L'enfant de 13 ans et ses frères et sœurs ont décrit les châtiments infligés par l’EI : « Si une femme fait quelque chose de mal, l’EI lui jette des pierres dessus. Et si quelqu'un fume, ils lui coupent les doigts. Il y a quelqu'un, je ne sais pas ce qu'il a dit, mais ils lui ont cousu la bouche. Il a dit quelque chose sur l’EI et ils lui ont cousu la bouche ! Et pendant qu'ils le fouettaient, le sang sortait de sa bouche. Le pauvre », a déclaré Farida.
« Un jour, ils ont rempli le rond-point avec des têtes coupées. Nous les avons vus faire, et couper des mains aussi », a déclaré son frère cadet, Yacoub.

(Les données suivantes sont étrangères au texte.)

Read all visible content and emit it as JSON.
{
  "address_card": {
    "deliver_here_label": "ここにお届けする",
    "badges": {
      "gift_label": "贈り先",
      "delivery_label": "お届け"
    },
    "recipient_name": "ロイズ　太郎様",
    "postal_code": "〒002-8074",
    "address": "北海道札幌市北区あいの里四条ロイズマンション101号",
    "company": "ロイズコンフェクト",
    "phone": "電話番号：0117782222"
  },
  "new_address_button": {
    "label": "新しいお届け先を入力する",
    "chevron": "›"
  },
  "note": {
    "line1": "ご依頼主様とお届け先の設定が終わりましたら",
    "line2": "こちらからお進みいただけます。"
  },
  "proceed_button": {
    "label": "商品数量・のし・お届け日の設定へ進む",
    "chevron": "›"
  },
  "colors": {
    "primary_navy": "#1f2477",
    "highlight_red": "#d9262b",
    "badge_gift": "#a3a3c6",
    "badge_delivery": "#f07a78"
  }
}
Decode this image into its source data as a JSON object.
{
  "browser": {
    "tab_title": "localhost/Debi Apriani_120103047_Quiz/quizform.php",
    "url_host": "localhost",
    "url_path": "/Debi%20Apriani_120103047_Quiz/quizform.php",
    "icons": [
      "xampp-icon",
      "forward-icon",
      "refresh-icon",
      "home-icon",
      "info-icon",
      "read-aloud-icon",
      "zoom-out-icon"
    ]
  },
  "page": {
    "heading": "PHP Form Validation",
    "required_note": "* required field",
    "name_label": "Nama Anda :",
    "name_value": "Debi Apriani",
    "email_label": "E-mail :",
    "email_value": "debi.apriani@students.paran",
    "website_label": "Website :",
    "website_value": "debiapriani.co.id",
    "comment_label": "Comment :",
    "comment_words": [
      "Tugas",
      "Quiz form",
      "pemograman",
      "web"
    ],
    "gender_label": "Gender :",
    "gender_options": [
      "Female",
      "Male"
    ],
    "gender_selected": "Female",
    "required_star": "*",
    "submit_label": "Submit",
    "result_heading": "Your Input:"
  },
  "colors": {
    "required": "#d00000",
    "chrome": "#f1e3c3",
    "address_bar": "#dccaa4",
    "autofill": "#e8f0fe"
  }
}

Environ 25 000 civils, dont une moitié d'enfants, seraient encore piégés au milieu des combats à Raqqa, selon l'ONU.
Save the Children détaille les risques auxquels sont confrontés ceux qui restent dans la ville, de la violence du conflit au déplacement forcé d'un district dirigé par l’EI à un autre, en passant par la pénurie de nourriture et d'eau.
Les Forces démocratiques syriennes ont pénétré dans Raqqa en juin et ont chassé les combattants de l’EI de 60 % de la ville, qui était sous leur contrôle depuis 2014.
Mais les combats se poursuivent avec d'intenses bombardements aériens menés par la coalition internationale dirigée par les États-Unis, avec un important risque de pertes civiles, souligne Save the Children.
Farida a ainsi raconté à l'ONG comment son petit frère Fouad, âgé de 2 ans, avait été blessé par une frappe aérienne en pleine nuit. « Il avait des éclats dans la tête, quand un avion frappe, il fait du mal partout. »
Les ONG de défense des droits de l'homme ont demandé aux FDS et à la coalition de redoubler d'efforts pour protéger les civils en évitant notamment « des frappes aveugles » et en créant « des routes de sortie sécurisées ».
« Les enfants de Raqqa n'ont pas demandé ces cauchemars et ces souvenirs terribles dans lesquels ils voient leurs proches mourir devant eux », a rappelé Save the children.